The program is different from the school district-sponsored Nashua Goes Back to School program. That program gives school supplies in plastic bags to all students in Nashua at the beginning of the school year. Conversely, the Soup Kitchen gives backpacks full of supplies specifically to students from needy families, said Carol Weeks, community outreach person for the Soup Kitchen.

The backpacks will be distributed Wednesday from the gym of the Boys & Girls Club, Weeks said. The students were identified through clients who use the soup kitchen, through fliers handed out at the kitchen, and by word of mouth, she said.

Supplies stuffed into the backpacks include pens, pencil sharpeners, erasers, dry eraser markers, pocket folders, bottled glue, glue sticks and spiral notebooks.

The backpacks themselves are donated or bought with donated money.

There has been no shortage of volunteers to do the work of stuffing the backpacks. Sixty Fidelity Investment workers spent a full day at the club Wednesday, and other volunteers worked feverishly Thursday morning.

The Thursday afternoon crew included Hamnett, Garavanian, their friend, Sarah Perry, 17, of Tyngsborough, and Erik Loschiavo, 18, of Nashua.
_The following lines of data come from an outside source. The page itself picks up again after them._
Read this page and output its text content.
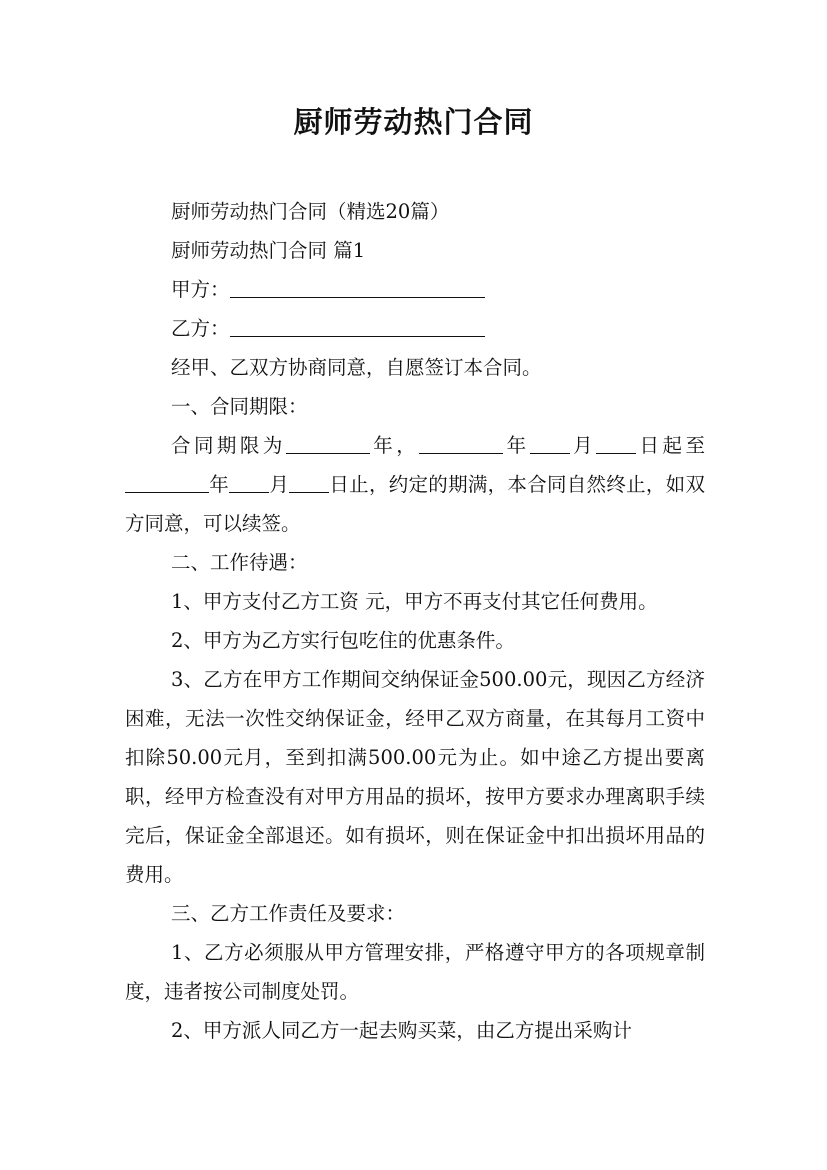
厨师劳动热门合同

厨师劳动热门合同（精选20篇）

厨师劳动热门合同 篇1

甲方：

乙方：

经甲、乙双方协商同意，自愿签订本合同。

一、合同期限：

合同期限为	年，	年 月 日起至年 月 日止，约定的期满，本合同自然终止，如双方同意，可以续签。

二、工作待遇：

1、甲方支付乙方工资 元，甲方不再支付其它任何费用。

2、甲方为乙方实行包吃住的优惠条件。

3、乙方在甲方工作期间交纳保证金500.00元，现因乙方经济困难，无法一次性交纳保证金，经甲乙双方商量，在其每月工资中扣除50.00元月，至到扣满500.00元为止。如中途乙方提出要离职，经甲方检查没有对甲方用品的损坏，按甲方要求办理离职手续完后，保证金全部退还。如有损坏，则在保证金中扣出损坏用品的费用。

三、乙方工作责任及要求：

1、乙方必须服从甲方管理安排，严格遵守甲方的各项规章制度，违者按公司制度处罚。

2、甲方派人同乙方一起去购买菜，由乙方提出采购计
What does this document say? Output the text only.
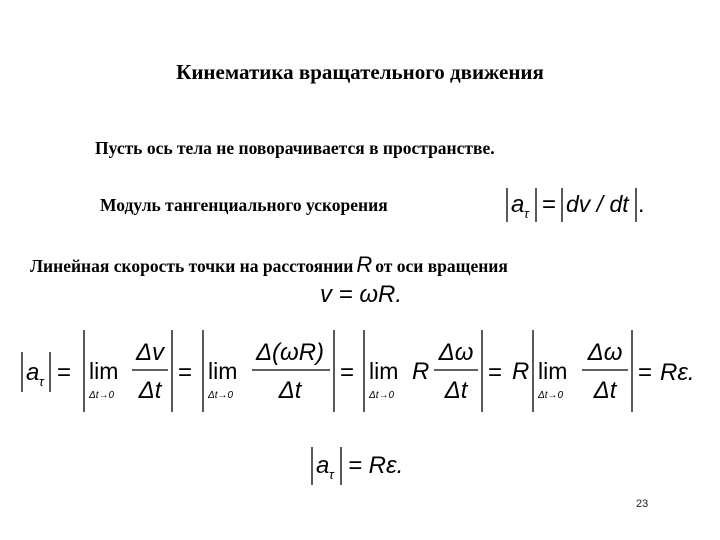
Кинематика вращательного движения
Пусть ось тела не поворачивается в пространстве.
Модуль тангенциального ускорения	a τ = dv / dt .
Линейная скорость точки на расстоянии R от оси вращения
v = ωR.
a τ = lim
Δt→0
Δv
Δt
= lim
Δt→0
Δ(ωR)
Δt
= lim
Δt→0
R
Δω
Δt
= R lim
Δt→0
Δω
Δt
= Rε.
a τ = Rε.
23
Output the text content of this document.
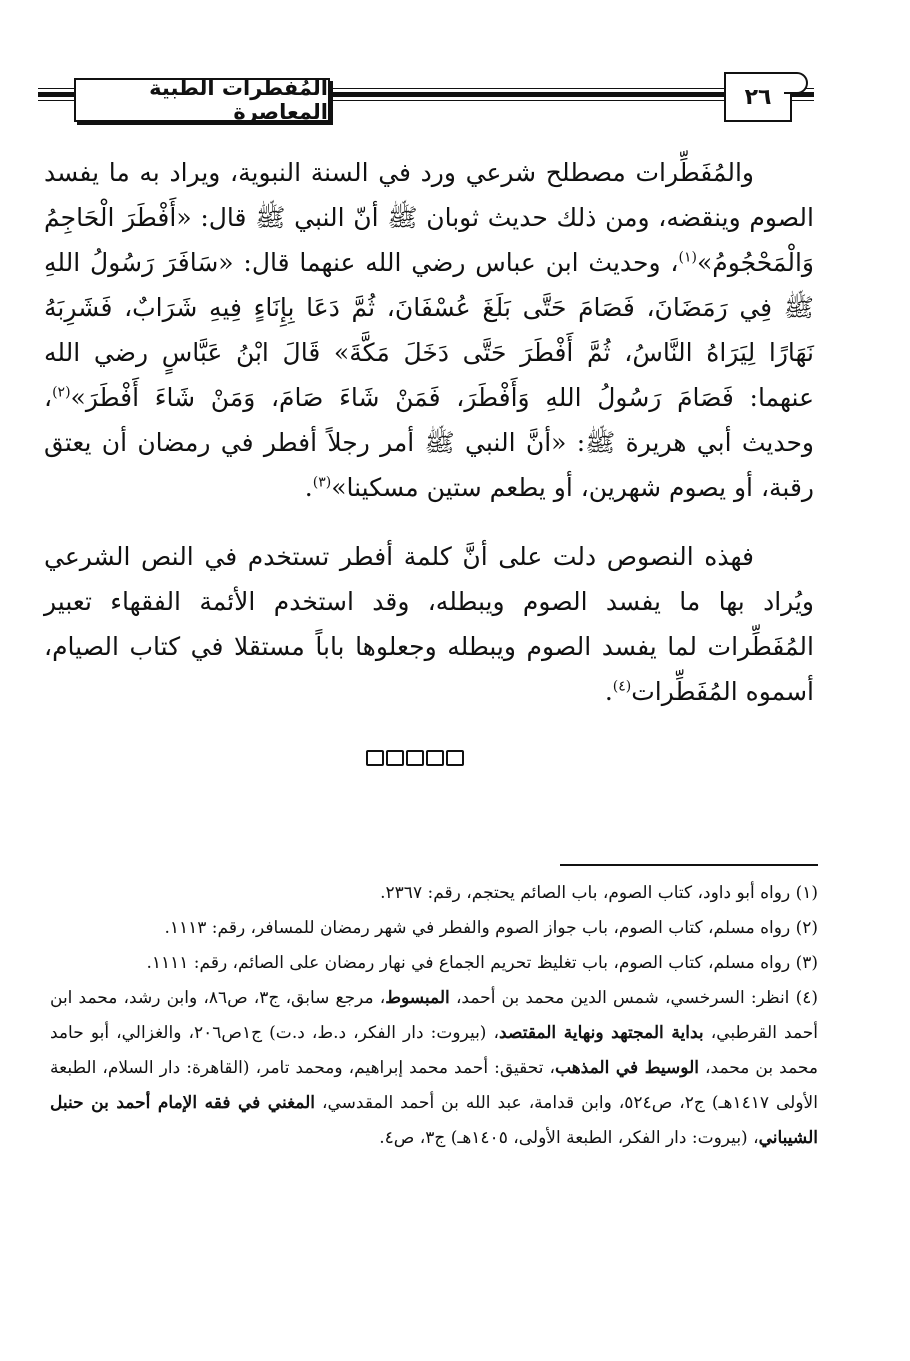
المُفطرات الطبية المعاصرة
٢٦

والمُفَطِّرات مصطلح شرعي ورد في السنة النبوية، ويراد به ما يفسد الصوم وينقضه، ومن ذلك حديث ثوبان ﷺ أنّ النبي ﷺ قال: «أَفْطَرَ الْحَاجِمُ وَالْمَحْجُومُ»$^{(١)}$، وحديث ابن عباس رضي الله عنهما قال: «سَافَرَ رَسُولُ اللهِ ﷺ فِي رَمَضَانَ، فَصَامَ حَتَّى بَلَغَ عُسْفَانَ، ثُمَّ دَعَا بِإِنَاءٍ فِيهِ شَرَابٌ، فَشَرِبَهُ نَهَارًا لِيَرَاهُ النَّاسُ، ثُمَّ أَفْطَرَ حَتَّى دَخَلَ مَكَّةَ» قَالَ ابْنُ عَبَّاسٍ رضي الله عنهما: فَصَامَ رَسُولُ اللهِ وَأَفْطَرَ، فَمَنْ شَاءَ صَامَ، وَمَنْ شَاءَ أَفْطَرَ»$^{(٢)}$، وحديث أبي هريرة ﷺ: «أنَّ النبي ﷺ أمر رجلاً أفطر في رمضان أن يعتق رقبة، أو يصوم شهرين، أو يطعم ستين مسكينا»$^{(٣)}$.

فهذه النصوص دلت على أنَّ كلمة أفطر تستخدم في النص الشرعي ويُراد بها ما يفسد الصوم ويبطله، وقد استخدم الأئمة الفقهاء تعبير المُفَطِّرات لما يفسد الصوم ويبطله وجعلوها باباً مستقلا في كتاب الصيام، أسموه المُفَطِّرات$^{(٤)}$.

(١) رواه أبو داود، كتاب الصوم، باب الصائم يحتجم، رقم: ٢٣٦٧.

(٢) رواه مسلم، كتاب الصوم، باب جواز الصوم والفطر في شهر رمضان للمسافر، رقم: ١١١٣.

(٣) رواه مسلم، كتاب الصوم، باب تغليظ تحريم الجماع في نهار رمضان على الصائم، رقم: ١١١١.

(٤) انظر: السرخسي، شمس الدين محمد بن أحمد، المبسوط، مرجع سابق، ج٣، ص٨٦، وابن رشد، محمد ابن أحمد القرطبي، بداية المجتهد ونهاية المقتصد، (بيروت: دار الفكر، د.ط، د.ت) ج١ص٢٠٦، والغزالي، أبو حامد محمد بن محمد، الوسيط في المذهب، تحقيق: أحمد محمد إبراهيم، ومحمد تامر، (القاهرة: دار السلام، الطبعة الأولى ١٤١٧هـ) ج٢، ص٥٢٤، وابن قدامة، عبد الله بن أحمد المقدسي، المغني في فقه الإمام أحمد بن حنبل الشيباني، (بيروت: دار الفكر، الطبعة الأولى، ١٤٠٥هـ) ج٣، ص٤.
A person could fill about 30 backpacks an hour, said Loschiavo, a Nashua High School South graduate who will soon start freshman classes at the University of Connecticut.

On Thursday morning, volunteers had filled 442 backpacks, and Weeks hoped that 304 more would be filled in the afternoon.

While volunteers haven’t been in short supply, the same can’t be said of donations. In fact, donations are down from previous years, while need is increasing.

As of Thursday, organizers still needed 1,254 backpacks to help 2,000 children, Weeks said.

A supply of good, sturdy backpacks have been found at $16.97 each, and donations are being accepted to buy them, she said.

The number of meals served at the Soup Kitchen has increased, Weeks said.

“We’re sure the numbers here are going up too, and we’d hate to turn kids away,” she said.

Through the Soup Kitchen program, 1,800 filled backpacks were distributed in 2008, 2,242 in 2009 and 1,958 last year. The goal for this year is to distribute 2,000 filled backpacks, Weeks said.

This is the first year the Soup Kitchen has partnered with the Boys & Girls Club, at 47 Grand Ave., Weeks said. For the past two years, the backpacks were packed and distributed at Ledge Street School, but that wasn’t an option this year because of construction at the school, she said.

The benefit has outgrown the space available at the Chestnut Street soup kitchen where it was held before moving to Ledge Street, Weeks said.

As an added bonus to children and families: On the day that the backpacks and school supplies are distributed, the Boys & Girls Club will have on display a traveling exhibit showing projects and programs through which U.S. presidents have helped children.